The nice thing is, when those prices settle out, we see a surge in order flow for helium filled products, because the market wants it. And so as people let their inventories dribble down, that tends to be good for us, which is why we are slowly but surely building our inventory position to be able to fulfill those orders, when that turns. And we’ve seen this before and we expect to see it again.

On the biotech side, it’s new, right for here. So the entity has been created, the technology coming over from China, which is where it’s got its legs and a lot of testing. In the press release, we talked about some of that. The business model is really as a material solution. So think of plastic where, think of styrofoam containers, all sorts of non-compostable alternatives that we use today that we don’t want to, we don’t want to keep loading up landfills. And so the idea is this would be a material replacement for those materials currently in use.

And, that it’s a massive market. But it’s one that we sell to retail all the time. And that experience should be helpful in kick starting biotech, selling its material solutions to retail customers at first, and then you get into all sorts of levels of people who use this stuff. If you if you haven’t seen this a foam or paper cup today, I’d be surprised.

Does that make any sense?

Michael Khorassani

Yes, yes. That was — thank you for clarifying the helium issue as well.

Frank Cesario

Thank you.

Operator

Thank you. Your next question is coming from Mike Zuniga [ph]. Your line is live.

Frank Cesario

Hi, Mike.

Unidentified Analyst

How’re you guys doing? Just one quick question. Are you — do you have the equipment to produce this bio friendly material?

Frank Cesario

You know the Biotech does. So the equipment is all ported from China, which is where the legs of this entire line come from. And so the idea is, that’s contributed by the Yunhong China group into Yunhong Biotech Inc. the American Company. And then Yunhong Biotech will then use that equipment to make product.

Unidentified Analyst

And they would ship that product to us. And we would we would market it as here.

Frank Cesario

We would help Yunhong Biotech sell to North American customer. And so we would help with the selling activity of that entity.

Unidentified Analyst

And that would find its way to our bottom line.

Frank Cesario

Yes.

Unidentified Analyst

Thank you.

Operator

[Operator Instructions] Thank you. That concludes our Q&A session. I will now hand the conference back to Frank Cesario, for closing remarks. Please go ahead.

Frank Cesario

Thank you, Matthew. And we know that a lot of people access this by the replay and we thank everybody who’s on live and joining us and frankly, anyone who accesses by replay, we are excited to share our story.

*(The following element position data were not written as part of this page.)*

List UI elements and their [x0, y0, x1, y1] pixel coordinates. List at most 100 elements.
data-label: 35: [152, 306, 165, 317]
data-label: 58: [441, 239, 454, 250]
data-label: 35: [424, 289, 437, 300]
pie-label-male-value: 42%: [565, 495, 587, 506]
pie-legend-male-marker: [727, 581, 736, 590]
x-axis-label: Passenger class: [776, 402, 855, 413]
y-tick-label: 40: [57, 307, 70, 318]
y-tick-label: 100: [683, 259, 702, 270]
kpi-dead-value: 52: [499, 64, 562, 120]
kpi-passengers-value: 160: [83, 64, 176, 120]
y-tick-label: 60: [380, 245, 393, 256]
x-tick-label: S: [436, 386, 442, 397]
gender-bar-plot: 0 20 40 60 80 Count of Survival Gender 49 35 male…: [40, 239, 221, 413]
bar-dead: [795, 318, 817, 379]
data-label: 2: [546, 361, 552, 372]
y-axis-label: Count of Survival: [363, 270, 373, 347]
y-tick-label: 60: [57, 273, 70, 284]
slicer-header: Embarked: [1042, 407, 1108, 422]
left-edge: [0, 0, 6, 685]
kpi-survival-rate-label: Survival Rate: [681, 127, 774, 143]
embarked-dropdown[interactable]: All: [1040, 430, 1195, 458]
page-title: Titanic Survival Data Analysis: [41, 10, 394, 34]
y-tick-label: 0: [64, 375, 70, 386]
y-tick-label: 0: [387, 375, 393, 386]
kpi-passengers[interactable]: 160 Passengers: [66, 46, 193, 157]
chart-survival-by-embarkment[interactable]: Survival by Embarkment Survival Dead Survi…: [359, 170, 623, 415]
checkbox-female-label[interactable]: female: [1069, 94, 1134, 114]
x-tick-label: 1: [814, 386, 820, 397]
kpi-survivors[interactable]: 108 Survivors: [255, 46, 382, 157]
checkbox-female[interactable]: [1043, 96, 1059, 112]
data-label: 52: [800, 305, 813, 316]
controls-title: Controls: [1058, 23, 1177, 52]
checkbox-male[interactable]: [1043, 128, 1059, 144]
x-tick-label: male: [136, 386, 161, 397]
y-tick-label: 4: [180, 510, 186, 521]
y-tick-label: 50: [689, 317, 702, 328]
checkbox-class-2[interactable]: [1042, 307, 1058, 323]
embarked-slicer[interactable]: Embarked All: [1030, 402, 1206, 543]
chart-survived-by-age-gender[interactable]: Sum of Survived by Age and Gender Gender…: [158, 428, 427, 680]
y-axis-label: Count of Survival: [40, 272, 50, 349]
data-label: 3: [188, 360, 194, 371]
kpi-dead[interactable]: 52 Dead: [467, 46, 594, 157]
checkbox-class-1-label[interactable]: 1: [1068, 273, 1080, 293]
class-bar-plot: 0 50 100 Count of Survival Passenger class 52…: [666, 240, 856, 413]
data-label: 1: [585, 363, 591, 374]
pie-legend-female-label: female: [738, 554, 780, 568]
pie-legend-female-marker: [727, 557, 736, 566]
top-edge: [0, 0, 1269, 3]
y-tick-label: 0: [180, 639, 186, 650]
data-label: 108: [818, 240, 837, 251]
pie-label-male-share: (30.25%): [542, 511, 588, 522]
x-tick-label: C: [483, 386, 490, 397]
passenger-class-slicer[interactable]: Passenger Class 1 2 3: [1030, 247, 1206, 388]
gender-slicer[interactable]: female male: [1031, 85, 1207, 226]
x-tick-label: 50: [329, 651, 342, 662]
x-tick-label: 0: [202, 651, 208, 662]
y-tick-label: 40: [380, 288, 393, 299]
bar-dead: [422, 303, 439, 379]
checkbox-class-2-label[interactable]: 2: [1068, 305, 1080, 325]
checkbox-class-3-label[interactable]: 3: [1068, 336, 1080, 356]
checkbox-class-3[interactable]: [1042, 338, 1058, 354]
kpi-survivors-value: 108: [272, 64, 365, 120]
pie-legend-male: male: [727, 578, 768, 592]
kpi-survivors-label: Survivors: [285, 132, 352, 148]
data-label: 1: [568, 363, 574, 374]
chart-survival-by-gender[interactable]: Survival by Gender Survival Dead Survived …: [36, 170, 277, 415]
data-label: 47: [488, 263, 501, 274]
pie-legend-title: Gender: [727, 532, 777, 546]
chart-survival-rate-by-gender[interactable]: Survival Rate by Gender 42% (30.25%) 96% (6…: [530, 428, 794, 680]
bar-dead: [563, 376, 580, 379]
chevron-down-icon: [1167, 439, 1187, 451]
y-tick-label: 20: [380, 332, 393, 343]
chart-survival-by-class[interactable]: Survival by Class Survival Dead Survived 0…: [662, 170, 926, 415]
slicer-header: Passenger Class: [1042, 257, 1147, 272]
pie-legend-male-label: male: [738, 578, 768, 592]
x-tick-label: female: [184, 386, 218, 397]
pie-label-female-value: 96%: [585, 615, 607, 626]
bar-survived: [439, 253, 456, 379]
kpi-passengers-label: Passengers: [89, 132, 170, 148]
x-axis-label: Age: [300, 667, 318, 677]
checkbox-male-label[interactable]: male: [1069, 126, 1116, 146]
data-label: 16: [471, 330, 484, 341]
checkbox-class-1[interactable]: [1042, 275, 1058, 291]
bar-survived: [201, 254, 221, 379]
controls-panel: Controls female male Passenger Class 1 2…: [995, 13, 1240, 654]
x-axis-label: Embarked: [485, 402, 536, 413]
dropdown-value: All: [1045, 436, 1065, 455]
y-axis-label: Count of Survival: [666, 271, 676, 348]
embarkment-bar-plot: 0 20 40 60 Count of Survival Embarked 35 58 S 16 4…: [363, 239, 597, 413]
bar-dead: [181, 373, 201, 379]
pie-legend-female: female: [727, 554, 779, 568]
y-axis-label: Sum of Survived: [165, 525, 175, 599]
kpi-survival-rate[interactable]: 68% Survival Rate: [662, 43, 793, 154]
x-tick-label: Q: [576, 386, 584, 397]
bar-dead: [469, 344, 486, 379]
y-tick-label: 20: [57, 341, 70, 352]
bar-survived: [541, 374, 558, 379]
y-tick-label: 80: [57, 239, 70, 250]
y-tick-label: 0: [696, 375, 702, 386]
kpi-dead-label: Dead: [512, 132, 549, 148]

It’s no surprise that Yunhong Biotech has captured some interest, frankly, this was part of the calculus two years ago, we had when we and Yunhong China group connected. This is an entity that has large region Asia, did not have the region North America, we have experience of North American retail and it was a natural combination. So we’re all looking forward to growing that and demonstrating to you the value that that can create we’re proud member of the group.

The same time we’re, we think a fabulous balloon company, world’s finest balloons, if you look at the box. And we think we do a good job of that. We have a great creative team and if you think about how much disruption has impacted this company in the past, and now you look at this year and say, yes, it’s a better company now. And I’m looking forward to showing you what that can become. So thank you for being on the ride with us. We look forward to speaking to you in the next quarter.

Operator

Thank you, ladies and gentlemen, this concludes today’s event. You may disconnect at this time and have a wonderful day. Thank you for your participation.